LLMs Are Very Useful, But They Aren’t Taking Us In The Direction Of AGI: David Deutsch

It’s not just computer scientists like Yann LeCun and Richard Sutton who seem to believe that LLMs aren’t necessarily the path to AGI, but even British physicist and author David Deutsch, who is also considered to be the father of quantum computing, seems to be in the same camp.

Deutsch, a pioneering figure in quantum computation and a constructor theorist, recently offered a perspective on large language models that challenges the prevailing narrative in Silicon Valley. His comments are particularly noteworthy given his deep engagement with fundamental questions about knowledge, computation, and intelligence—themes central to his seminal work “The Beginning of Infinity.” What makes his position especially interesting is that it’s not a dismissal of LLMs, but rather a careful delineation between practical utility and the path toward artificial general intelligence.

Drawing on Einstein’s observation about the creative power of tools, Deutsch frames the current AI revolution in familiar terms. “There’s a quote by Einstein, which says my pencil and I are more clever than I. It’s the same with my computer and I,” he explains. “Now we have got LLMs, which are helping us to become more efficient. I think I have become twice as fast at writing than I was before LLMs. They’re very useful.”

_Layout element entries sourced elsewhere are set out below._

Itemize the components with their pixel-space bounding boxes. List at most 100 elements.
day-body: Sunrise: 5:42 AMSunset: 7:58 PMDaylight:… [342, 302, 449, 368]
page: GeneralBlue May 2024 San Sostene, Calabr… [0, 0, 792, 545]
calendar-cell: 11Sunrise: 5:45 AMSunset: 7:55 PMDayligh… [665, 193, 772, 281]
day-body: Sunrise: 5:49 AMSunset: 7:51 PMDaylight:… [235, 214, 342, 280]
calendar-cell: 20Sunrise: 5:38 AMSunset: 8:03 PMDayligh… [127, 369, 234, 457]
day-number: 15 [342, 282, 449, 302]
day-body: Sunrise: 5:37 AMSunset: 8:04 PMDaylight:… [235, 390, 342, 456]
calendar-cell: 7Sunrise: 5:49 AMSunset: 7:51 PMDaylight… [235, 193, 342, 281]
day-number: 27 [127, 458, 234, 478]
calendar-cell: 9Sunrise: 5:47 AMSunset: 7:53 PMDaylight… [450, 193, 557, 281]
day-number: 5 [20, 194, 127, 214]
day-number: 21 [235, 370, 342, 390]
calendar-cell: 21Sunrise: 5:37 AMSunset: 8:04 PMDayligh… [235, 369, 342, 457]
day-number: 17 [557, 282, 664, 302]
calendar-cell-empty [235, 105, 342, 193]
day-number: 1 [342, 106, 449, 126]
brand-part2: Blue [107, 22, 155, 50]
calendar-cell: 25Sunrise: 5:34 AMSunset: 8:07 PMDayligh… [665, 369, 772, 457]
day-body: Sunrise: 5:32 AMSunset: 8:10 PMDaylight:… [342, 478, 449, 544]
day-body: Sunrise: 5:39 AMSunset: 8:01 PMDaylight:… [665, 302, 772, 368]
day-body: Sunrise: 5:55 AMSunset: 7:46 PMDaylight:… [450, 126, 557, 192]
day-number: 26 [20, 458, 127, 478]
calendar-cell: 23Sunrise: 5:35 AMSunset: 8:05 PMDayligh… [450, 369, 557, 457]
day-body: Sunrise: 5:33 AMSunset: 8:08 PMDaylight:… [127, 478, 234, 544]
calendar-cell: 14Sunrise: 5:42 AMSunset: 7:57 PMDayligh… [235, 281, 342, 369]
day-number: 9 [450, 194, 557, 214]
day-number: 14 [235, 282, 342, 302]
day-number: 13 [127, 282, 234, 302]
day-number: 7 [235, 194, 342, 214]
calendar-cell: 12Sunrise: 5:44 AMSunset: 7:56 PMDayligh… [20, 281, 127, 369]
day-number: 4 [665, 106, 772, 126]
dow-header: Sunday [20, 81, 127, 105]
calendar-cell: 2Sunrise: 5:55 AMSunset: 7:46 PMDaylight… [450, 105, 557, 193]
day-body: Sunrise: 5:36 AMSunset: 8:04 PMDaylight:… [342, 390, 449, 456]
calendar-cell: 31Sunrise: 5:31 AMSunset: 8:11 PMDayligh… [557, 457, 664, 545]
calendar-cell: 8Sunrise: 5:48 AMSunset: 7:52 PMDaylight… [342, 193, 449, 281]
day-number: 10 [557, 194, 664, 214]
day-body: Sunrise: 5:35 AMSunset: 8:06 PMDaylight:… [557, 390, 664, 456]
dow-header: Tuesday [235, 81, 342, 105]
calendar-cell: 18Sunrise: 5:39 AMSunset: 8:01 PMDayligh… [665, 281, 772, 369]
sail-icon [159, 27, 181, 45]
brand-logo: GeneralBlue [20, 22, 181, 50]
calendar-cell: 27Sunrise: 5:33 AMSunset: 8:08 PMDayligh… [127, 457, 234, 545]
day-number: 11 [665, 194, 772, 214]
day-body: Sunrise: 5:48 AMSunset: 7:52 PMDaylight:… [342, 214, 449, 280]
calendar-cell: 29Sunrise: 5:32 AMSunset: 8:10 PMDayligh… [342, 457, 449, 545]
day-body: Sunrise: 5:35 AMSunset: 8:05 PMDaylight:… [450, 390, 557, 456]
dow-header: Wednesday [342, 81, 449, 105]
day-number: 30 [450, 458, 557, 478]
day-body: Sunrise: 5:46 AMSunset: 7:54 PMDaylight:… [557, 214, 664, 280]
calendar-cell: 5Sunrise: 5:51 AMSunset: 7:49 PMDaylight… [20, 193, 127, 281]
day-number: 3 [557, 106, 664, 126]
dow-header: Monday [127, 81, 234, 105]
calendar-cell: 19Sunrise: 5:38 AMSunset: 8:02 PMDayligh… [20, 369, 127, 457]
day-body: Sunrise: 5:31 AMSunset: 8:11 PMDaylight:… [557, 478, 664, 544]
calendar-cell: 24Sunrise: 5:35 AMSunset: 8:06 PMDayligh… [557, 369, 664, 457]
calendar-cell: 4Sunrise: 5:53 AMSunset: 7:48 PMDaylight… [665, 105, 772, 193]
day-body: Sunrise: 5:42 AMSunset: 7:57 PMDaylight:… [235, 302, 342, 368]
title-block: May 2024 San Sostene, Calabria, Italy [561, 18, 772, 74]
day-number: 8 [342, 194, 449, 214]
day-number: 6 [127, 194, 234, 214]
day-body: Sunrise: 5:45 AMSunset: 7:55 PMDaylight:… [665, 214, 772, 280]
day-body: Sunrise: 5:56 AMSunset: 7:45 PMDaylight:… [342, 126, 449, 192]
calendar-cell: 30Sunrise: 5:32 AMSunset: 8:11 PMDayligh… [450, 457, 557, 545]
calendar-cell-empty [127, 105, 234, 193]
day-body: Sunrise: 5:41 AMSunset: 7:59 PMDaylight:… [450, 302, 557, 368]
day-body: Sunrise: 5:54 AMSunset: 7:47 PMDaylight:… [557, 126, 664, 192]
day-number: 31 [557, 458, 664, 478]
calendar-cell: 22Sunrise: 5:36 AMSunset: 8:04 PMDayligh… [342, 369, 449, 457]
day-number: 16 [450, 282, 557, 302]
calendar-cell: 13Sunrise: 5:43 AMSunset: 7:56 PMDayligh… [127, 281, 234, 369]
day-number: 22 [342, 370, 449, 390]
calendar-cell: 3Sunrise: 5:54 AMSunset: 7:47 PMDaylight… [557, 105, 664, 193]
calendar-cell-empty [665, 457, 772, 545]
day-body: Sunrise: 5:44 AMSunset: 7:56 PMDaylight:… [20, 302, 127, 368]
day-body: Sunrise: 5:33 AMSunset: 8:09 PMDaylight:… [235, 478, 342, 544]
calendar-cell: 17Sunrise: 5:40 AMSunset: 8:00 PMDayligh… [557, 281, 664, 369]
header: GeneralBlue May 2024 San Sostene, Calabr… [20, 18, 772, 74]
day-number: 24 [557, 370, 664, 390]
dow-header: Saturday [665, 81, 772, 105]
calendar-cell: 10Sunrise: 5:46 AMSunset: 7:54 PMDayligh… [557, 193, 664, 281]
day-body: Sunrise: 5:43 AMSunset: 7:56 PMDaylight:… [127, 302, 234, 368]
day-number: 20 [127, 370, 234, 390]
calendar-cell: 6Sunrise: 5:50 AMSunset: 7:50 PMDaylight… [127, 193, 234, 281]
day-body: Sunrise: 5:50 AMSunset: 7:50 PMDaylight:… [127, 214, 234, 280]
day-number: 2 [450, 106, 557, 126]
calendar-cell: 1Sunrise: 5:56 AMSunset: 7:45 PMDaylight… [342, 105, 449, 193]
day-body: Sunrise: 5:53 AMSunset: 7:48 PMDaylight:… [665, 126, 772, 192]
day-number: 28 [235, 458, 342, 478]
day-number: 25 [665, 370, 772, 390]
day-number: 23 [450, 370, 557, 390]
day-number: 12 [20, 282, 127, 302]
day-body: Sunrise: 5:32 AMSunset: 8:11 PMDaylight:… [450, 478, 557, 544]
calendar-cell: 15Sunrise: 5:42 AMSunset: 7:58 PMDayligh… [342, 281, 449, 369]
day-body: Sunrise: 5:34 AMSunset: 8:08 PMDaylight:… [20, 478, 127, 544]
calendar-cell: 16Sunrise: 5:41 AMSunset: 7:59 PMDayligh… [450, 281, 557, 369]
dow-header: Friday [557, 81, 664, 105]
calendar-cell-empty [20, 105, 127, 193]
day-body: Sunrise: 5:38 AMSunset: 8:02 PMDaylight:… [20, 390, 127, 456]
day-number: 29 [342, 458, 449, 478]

But it’s what comes next that cuts against much of the industry rhetoric. “I keep saying that an LLM is nothing like an AGI, and people think I’m down on LLMs,” Deutsch continues. “I think that they’re going in the wrong direction. No, they’re going in a great direction, and will go further, I think, and hope. But it’s not the AGI direction. It’s almost the opposite.”

That final phrase—”almost the opposite”—is particularly striking. Deutsch isn’t merely saying that LLMs are a detour from AGI; he’s suggesting they may represent a fundamentally different trajectory altogether. His characterization of LLMs as productivity tools, akin to pencils and computers, positions them as cognitive amplifiers rather than nascent minds.

This perspective aligns with a growing chorus of voices questioning the AGI timeline promised by major AI labs. LeCun has repeatedly argued that current LLMs lack key capabilities like persistent memory, reasoning, planning, and understanding of the physical world—components he believes are essential for human-level intelligence. Sutton, despite his optimism about scaling, has emphasized that true intelligence requires real-world interaction and continual learning, not just pattern matching on static datasets.

The timing of these observations is significant. As companies like OpenAI, Google, and Anthropic pour billions into scaling LLMs ever larger, and as reports emerge of diminishing returns from simply adding more parameters and compute, the industry faces questions about whether it’s climbing the right hill. Recent developments—such as the focus on reasoning models, multimodal systems, and agentic architectures—suggest that even the labs themselves may be implicitly acknowledging that pure language modeling has limitations.

Deutsch’s distinction between “useful” and “AGI-directed” is perhaps the most valuable framing for the current moment. LLMs have already transformed how millions of people work, write, and solve problems. But productivity gains, no matter how substantial, don’t necessarily translate into the kind of open-ended creative intelligence that characterizes human cognition. If Deutsch is right, the industry may need to look beyond scaling laws and transformer architectures to find the true path to AGI—even as it continues to extract immense value from the direction it’s currently pursuing.